復活を目指す東京五輪世代No.1ストライカー

 昨年5月に行われたU-20W杯のグループリーグ第2戦、ピッチに崩れ落ちた小川航基の姿に誰もが言葉を失った。診断は左ひざの半月板損傷。練習再開まで半年を要する重傷だった。

 同4月にはYBCルヴァンカップでプロ初ハットトリックを達成したばかりで、所属するジュビロ磐田でも大きな期待を寄せられていただけに、最悪のタイミングでの負傷となってしまった。とはいえ東京五輪世代No.1ストライカーという評価は不変。まずは負傷からの完全復活が待たれる。

バルサ育ちの“和製イニエスタ

 久保建英の2017年は目まぐるしく環境が変わる大忙しの日々だった。5月にFC東京のトップチームデビューを果たし、U-20とU-17で2度のW杯に出場、そしてプロ契約締結とJ1デビュー…16歳の少年がこれだけの経験をするということは、彼の才能の証明にほかならない。

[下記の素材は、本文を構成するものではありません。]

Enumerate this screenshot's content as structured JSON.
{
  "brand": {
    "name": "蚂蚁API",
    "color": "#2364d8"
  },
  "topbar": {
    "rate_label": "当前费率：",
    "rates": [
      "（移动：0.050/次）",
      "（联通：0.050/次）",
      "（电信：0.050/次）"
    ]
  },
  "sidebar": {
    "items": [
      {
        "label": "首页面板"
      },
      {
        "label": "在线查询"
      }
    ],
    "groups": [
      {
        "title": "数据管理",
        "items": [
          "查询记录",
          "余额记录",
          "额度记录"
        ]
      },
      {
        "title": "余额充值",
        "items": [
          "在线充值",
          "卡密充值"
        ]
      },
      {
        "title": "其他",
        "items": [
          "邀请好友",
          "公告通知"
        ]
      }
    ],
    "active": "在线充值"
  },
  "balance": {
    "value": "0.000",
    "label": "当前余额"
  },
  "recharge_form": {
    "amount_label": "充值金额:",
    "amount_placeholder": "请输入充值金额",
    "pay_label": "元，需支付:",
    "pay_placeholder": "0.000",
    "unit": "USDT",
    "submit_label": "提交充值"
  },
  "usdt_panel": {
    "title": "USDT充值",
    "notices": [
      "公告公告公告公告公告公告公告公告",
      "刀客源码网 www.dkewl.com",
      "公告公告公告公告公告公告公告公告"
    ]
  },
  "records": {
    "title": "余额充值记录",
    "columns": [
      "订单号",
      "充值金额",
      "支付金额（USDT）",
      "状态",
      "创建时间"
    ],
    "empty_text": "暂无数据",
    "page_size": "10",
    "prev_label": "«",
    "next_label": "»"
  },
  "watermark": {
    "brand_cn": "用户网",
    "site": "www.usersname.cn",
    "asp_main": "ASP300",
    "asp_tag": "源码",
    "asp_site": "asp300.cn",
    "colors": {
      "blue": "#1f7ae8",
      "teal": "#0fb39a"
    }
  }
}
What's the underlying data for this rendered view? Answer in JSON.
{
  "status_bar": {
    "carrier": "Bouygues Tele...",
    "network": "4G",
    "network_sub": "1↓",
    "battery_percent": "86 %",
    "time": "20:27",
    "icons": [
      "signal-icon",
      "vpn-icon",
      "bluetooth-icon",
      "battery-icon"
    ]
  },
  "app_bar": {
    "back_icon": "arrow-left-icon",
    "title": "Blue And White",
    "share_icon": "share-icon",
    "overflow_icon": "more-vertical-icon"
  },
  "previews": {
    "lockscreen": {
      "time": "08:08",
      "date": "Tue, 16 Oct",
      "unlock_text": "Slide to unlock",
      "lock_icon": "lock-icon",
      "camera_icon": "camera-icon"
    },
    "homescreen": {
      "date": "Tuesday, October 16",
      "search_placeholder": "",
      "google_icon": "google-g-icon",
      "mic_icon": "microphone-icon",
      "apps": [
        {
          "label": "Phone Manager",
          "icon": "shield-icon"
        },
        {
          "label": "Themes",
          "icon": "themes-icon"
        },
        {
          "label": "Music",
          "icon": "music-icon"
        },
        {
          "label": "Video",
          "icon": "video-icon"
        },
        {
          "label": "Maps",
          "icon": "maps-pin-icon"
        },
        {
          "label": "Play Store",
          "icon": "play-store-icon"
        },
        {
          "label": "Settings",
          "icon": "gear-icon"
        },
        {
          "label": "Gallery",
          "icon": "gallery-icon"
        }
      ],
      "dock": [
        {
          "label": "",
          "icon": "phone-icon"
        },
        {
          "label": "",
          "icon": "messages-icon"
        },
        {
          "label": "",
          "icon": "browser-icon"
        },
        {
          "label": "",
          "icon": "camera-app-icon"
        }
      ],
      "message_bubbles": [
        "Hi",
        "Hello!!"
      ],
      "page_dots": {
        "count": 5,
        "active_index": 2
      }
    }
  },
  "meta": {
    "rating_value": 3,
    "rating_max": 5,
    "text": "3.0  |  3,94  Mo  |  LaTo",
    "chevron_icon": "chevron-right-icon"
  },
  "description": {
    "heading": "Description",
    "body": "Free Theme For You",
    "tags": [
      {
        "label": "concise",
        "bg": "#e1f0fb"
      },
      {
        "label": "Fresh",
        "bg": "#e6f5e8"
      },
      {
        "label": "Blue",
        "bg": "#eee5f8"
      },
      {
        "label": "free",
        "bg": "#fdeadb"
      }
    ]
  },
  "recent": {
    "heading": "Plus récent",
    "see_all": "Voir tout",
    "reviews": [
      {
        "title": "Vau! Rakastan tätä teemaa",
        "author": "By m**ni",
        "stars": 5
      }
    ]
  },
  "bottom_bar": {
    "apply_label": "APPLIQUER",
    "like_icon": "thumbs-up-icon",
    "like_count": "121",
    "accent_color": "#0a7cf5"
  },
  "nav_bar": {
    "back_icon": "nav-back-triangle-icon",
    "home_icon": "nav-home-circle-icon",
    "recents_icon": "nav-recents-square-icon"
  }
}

 名門バルセロナ育ちという経歴に注目が集まりがちだが、テクニック、プレービジョン、インテリジェンスとサッカーに必要なあらゆる要素がハイレベルで、上の世代に混ざっても萎縮することなく実力を発揮できる。「常に相手を上回っていたい」という貪欲さが成長を加速させるか。間違いなく日本サッカーの将来を背負う超逸材だ。